Forty-nine lecturers at Mkoba Teachers’ College have taken the Ministry of Higher and Tertiary Education as well as their college principal to the Labour Court over unpaid salaries and retention allowances.
The lecturers claimed the ministry and the college principal, Florence Dube, owed them a staff retention allowance of $1 082 each, which prompted them to embark on a six-day sit-in.
Allegations are that Dube short-changed college staff by paying them retention allowances lower than those stipulated in a government circular released in 2009.
The lecturers downed tools in July in protest, leading to the cessation of their July salaries.
Part of their court application reads:
“The grounds are that the action was arbitrary and it was not in conferment with audi alteram partem rule which provides that the other party should be heard before any action or conduct that affects their rights should be taken.”
The lecturers are being represented by Gweru lawyer, Walter Chikanda.
On July 22, the Labour Court ordered the Public Service Commission and the director of Salary Services Bureau not to cease the salaries.
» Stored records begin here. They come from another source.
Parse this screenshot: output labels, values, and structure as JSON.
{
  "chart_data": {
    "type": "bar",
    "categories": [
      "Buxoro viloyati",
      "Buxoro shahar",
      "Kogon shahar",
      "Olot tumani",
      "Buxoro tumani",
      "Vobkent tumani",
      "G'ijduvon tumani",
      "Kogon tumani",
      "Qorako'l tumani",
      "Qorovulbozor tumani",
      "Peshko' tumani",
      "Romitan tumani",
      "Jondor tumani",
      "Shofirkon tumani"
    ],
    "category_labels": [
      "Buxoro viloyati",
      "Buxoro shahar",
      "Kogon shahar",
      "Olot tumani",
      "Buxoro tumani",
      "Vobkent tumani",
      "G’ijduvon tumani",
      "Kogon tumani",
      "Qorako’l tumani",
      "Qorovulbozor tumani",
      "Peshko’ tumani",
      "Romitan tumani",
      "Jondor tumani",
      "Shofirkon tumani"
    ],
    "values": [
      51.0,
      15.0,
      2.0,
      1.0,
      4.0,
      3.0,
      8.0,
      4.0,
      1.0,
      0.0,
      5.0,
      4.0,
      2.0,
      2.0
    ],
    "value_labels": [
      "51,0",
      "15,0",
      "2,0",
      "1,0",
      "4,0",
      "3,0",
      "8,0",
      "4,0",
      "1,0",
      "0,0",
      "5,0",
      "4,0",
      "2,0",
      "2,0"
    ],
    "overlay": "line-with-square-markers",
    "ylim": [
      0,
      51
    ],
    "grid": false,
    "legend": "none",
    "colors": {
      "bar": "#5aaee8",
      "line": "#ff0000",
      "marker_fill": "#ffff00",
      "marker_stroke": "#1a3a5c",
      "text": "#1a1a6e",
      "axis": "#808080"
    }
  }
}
“We have done all the court paper work and we are now waiting for the judgment since it was an urgent application,” said Chikanda.
On December 1 2009, the ministry introduced a 30% staff retention allowance in a bid to retain both lecturing and non-lecturing staff following a massive staff exodus the previous year.
The circular states that lecturers and staff in Grade C would get $100 while support staff in Grade A and B would get $75 per month.